Où commence la vérité journalistique ?

Après le médiateur du Washington Post, c’est celui du New York Times qui m’intéresse aujourd’hui. Et le débat qu’il ouvre est encore plus important.

Arthur Brisbane pose une question majeure dans un éditorial paru il y a quelques jours : les journalistes devraient-ils relever les mensonges des acteurs de l’actualité ?

Je suis à la recherche de l’avis des lecteurs sur le fait de savoir si et quand les journalistes du New York Times devraient challenger les faits énoncés par les acteurs de l’actualité au sujet desquels ils écrivent dans leurs articles. Un exemple cité récemment par un lecteur : comme ce fut rapporté dans l’article d’Adam Liptak sur la Cour Suprême, une porte-parole de l’institution avait déclaré que Clarence Thomas (un juge de la Cour) avait ‘mal compris’ un imprimé fiscal et que c’était la raison pour laquelle il n’avait pas déclaré certains revenus de son épouse. Le lecteur pensait qu’il était fort peu probable que M. Thomas ait mal compris ledit imprimé et qu’il avait en fait décidé de ne pas déclarer l’ensemble des revenus de son couple.

Un autre exemple : durant l’actuelle campagne présidentielle, Mitt Romney affirme régulièrement que le Président Obama a prononcé des discours dans lesquels il s’excuse au nom de l’Amérique, une phrase au sujet de laquelle Paul Krugman (Prix Nobel d’Economie et éditorialiste du New York Times) a écrit dans son éditorial du 23 décembre dernier qu’elle incarnait le passage de la politique américaine dans l’ère de la post-vérité. Comme éditorialiste, M. Krugman a la liberté de mettre en exergue ce qu’il pense être un mensonge. Ma question pour les lecteurs est la suivante : les journalistes devraient-ils faire de même ?

A première vue, la réponse à la question d’Arthur Brisbane est évidente : les journalistes devraient évidemment nous aider à séparer le bon grain de l’ivraie dans les déclarations de celles et ceux qui font l’actualité.

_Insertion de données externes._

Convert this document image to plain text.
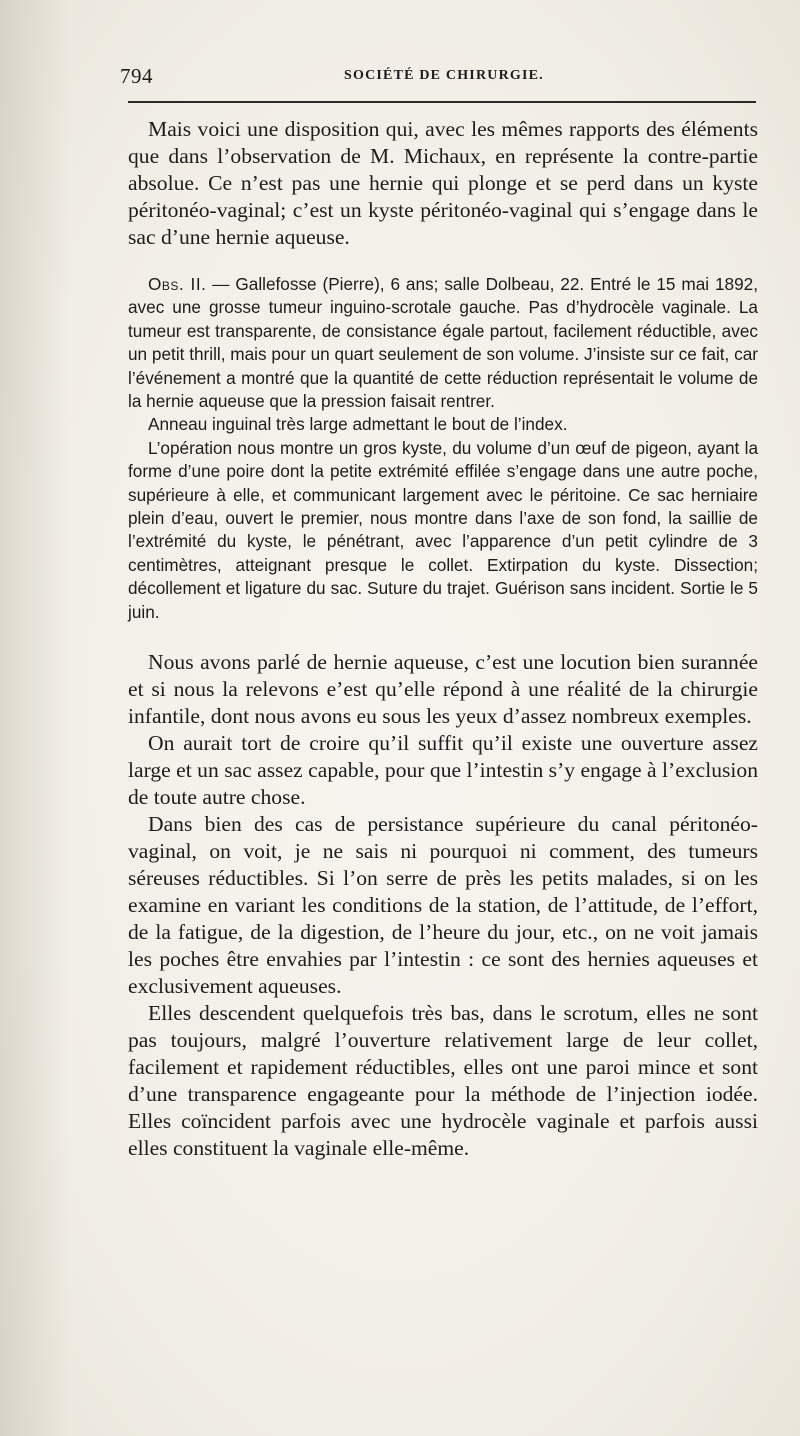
794	SOCIÉTÉ DE CHIRURGIE.

Mais voici une disposition qui, avec les mêmes rapports des éléments que dans l’observation de M. Michaux, en représente la contre-partie absolue. Ce n’est pas une hernie qui plonge et se perd dans un kyste péritonéo-vaginal; c’est un kyste péritonéo-vaginal qui s’engage dans le sac d’une hernie aqueuse.

Obs. II. — Gallefosse (Pierre), 6 ans; salle Dolbeau, 22. Entré le 15 mai 1892, avec une grosse tumeur inguino-scrotale gauche. Pas d’hydrocèle vaginale. La tumeur est transparente, de consistance égale partout, facilement réductible, avec un petit thrill, mais pour un quart seulement de son volume. J’insiste sur ce fait, car l’événement a montré que la quantité de cette réduction représentait le volume de la hernie aqueuse que la pression faisait rentrer.

Anneau inguinal très large admettant le bout de l’index.

L’opération nous montre un gros kyste, du volume d’un œuf de pigeon, ayant la forme d’une poire dont la petite extrémité effilée s’engage dans une autre poche, supérieure à elle, et communicant largement avec le péritoine. Ce sac herniaire plein d’eau, ouvert le premier, nous montre dans l’axe de son fond, la saillie de l’extrémité du kyste, le pénétrant, avec l’apparence d’un petit cylindre de 3 centimètres, atteignant presque le collet. Extirpation du kyste. Dissection; décollement et ligature du sac. Suture du trajet. Guérison sans incident. Sortie le 5 juin.

Nous avons parlé de hernie aqueuse, c’est une locution bien surannée et si nous la relevons e’est qu’elle répond à une réalité de la chirurgie infantile, dont nous avons eu sous les yeux d’assez nombreux exemples.

On aurait tort de croire qu’il suffit qu’il existe une ouverture assez large et un sac assez capable, pour que l’intestin s’y engage à l’exclusion de toute autre chose.

Dans bien des cas de persistance supérieure du canal péritonéo-vaginal, on voit, je ne sais ni pourquoi ni comment, des tumeurs séreuses réductibles. Si l’on serre de près les petits malades, si on les examine en variant les conditions de la station, de l’attitude, de l’effort, de la fatigue, de la digestion, de l’heure du jour, etc., on ne voit jamais les poches être envahies par l’intestin : ce sont des hernies aqueuses et exclusivement aqueuses.

Elles descendent quelquefois très bas, dans le scrotum, elles ne sont pas toujours, malgré l’ouverture relativement large de leur collet, facilement et rapidement réductibles, elles ont une paroi mince et sont d’une transparence engageante pour la méthode de l’injection iodée. Elles coïncident parfois avec une hydrocèle vaginale et parfois aussi elles constituent la vaginale elle-même.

Comme l’a écrit le grand sociologue et sénateur américain Daniel Patrick Moynihan, “tout le monde a le droit à ses propres opinions mais pas à ses propres faits” (“everyone is entitled to his own opinion, but not his own facts”), l’une de mes citations favorites que j’ai déjà plusieurs fois reprises sur Superception.

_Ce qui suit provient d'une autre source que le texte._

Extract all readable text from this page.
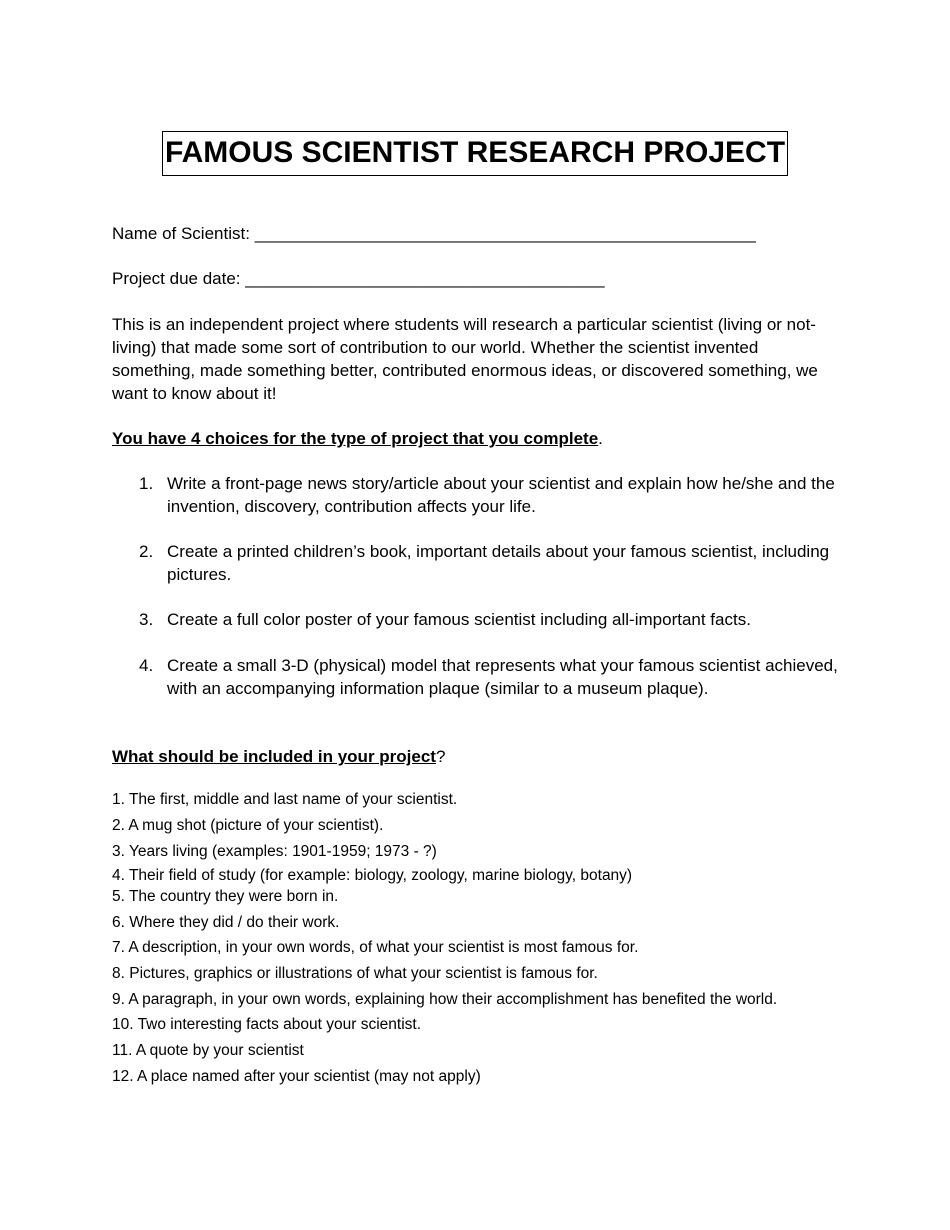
FAMOUS SCIENTIST RESEARCH PROJECT
Name of Scientist: _____________________________________________________
Project due date: ______________________________________
This is an independent project where students will research a particular scientist (living or not-living) that made some sort of contribution to our world. Whether the scientist invented something, made something better, contributed enormous ideas, or discovered something, we want to know about it!
You have 4 choices for the type of project that you complete.
1. Write a front-page news story/article about your scientist and explain how he/she and the invention, discovery, contribution affects your life.
2. Create a printed children’s book, important details about your famous scientist, including pictures.
3. Create a full color poster of your famous scientist including all-important facts.
4. Create a small 3-D (physical) model that represents what your famous scientist achieved, with an accompanying information plaque (similar to a museum plaque).
What should be included in your project?
1. The first, middle and last name of your scientist.
2. A mug shot (picture of your scientist).
3. Years living (examples: 1901-1959; 1973 - ?)
4. Their field of study (for example: biology, zoology, marine biology, botany)
5. The country they were born in.
6. Where they did / do their work.
7. A description, in your own words, of what your scientist is most famous for.
8. Pictures, graphics or illustrations of what your scientist is famous for.
9. A paragraph, in your own words, explaining how their accomplishment has benefited the world.
10. Two interesting facts about your scientist.
11. A quote by your scientist
12. A place named after your scientist (may not apply)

Statue de Daniel Patrick Moynihan par Pat Oliphant – (CC) Cliff

Cependant, trois facteurs interrogent sur l’application concrète de ce principe d’airain :

  • en premier lieu, il faut s’accorder sur ce qu’est un fait. A cet égard, les deux exemples cités par le médiateur du New York Times ne sont pas du même ordre à mon sens. La controverse autour de la déclaration de revenus de Clarence Thomas n’a pas trait seulement à un fait – la non déclaration de revenus de son épouse – mais à une intention : s’est-il trompé ou a-t-il sciemment voulu frauder ? On se situe donc dans l’interprétation de l’intention, pas dans la vérification d’un fait. A contrario, les déclarations de Mitt Romney relatives aux discours de Barack Obama relèvent clairement de la vérification factuelle : il est aisé de s’assurer qu’Obama ne s’est jamais “excusé” au nom de l’Amérique ;
  • en outre, le rythme effréné du suivi médiatique de l’actualité – qui est dicté de plus en plus, désormais, par l’instantanéité exigée par Internet en général et par Twitter en particulier – a notamment pour conséquence que les journalistes qui par exemple suivent une campagne électorale ont de plus en plus de difficultés à rendre compte de ce qui se passe durant ladite campagne et à vérifier l’exactitude des assertions faites par les candidats et leurs équipes. C’est pourquoi on voit se multiplier les initiatives dédiées à la vérification des déclarations politiques (cf. ici et ici deux de mes articles à ce sujet). Lorsque ces initiatives ne dérapent pas, elles peuvent être très utilement complémentaires du compte-rendu en temps réel de l’actualité ;
  • enfin, il est de plus en plus délicat pour les journalistes des médias les plus sérieux, étant donné la communautarisation absolue d’Internet (cf. l’un de mes articles à ce sujet) et le fait que les électeurs ne votent pas en fonction d’éléments rationnels mais émotionnels (cf. l’un de mes articles à ce sujet), de s’aventurer dans la critique du discours des candidats. Ils risquent en effet de se faire accuser aussitôt par un camp d’être à la solde de l’autre parti et de voir leur recherche d’objectivité se retourner contre eux avec l’ampleur qu’offre le web à ce type de campagnes de dénigrement. C’est pourquoi les journalistes peuvent-ils être tentés de laisser de plus en plus ce rôle aux éditorialistes et blogueurs, ce qui est d’autant plus dommage qu’ils seraient plus crédibles s’ils étaient les vigiles de la vérité appelés de ses voeux par le médiateur du New York Times. Parfois, l’objectivité supposée peut donc s’apparenter à de l’aveuglement volontaire.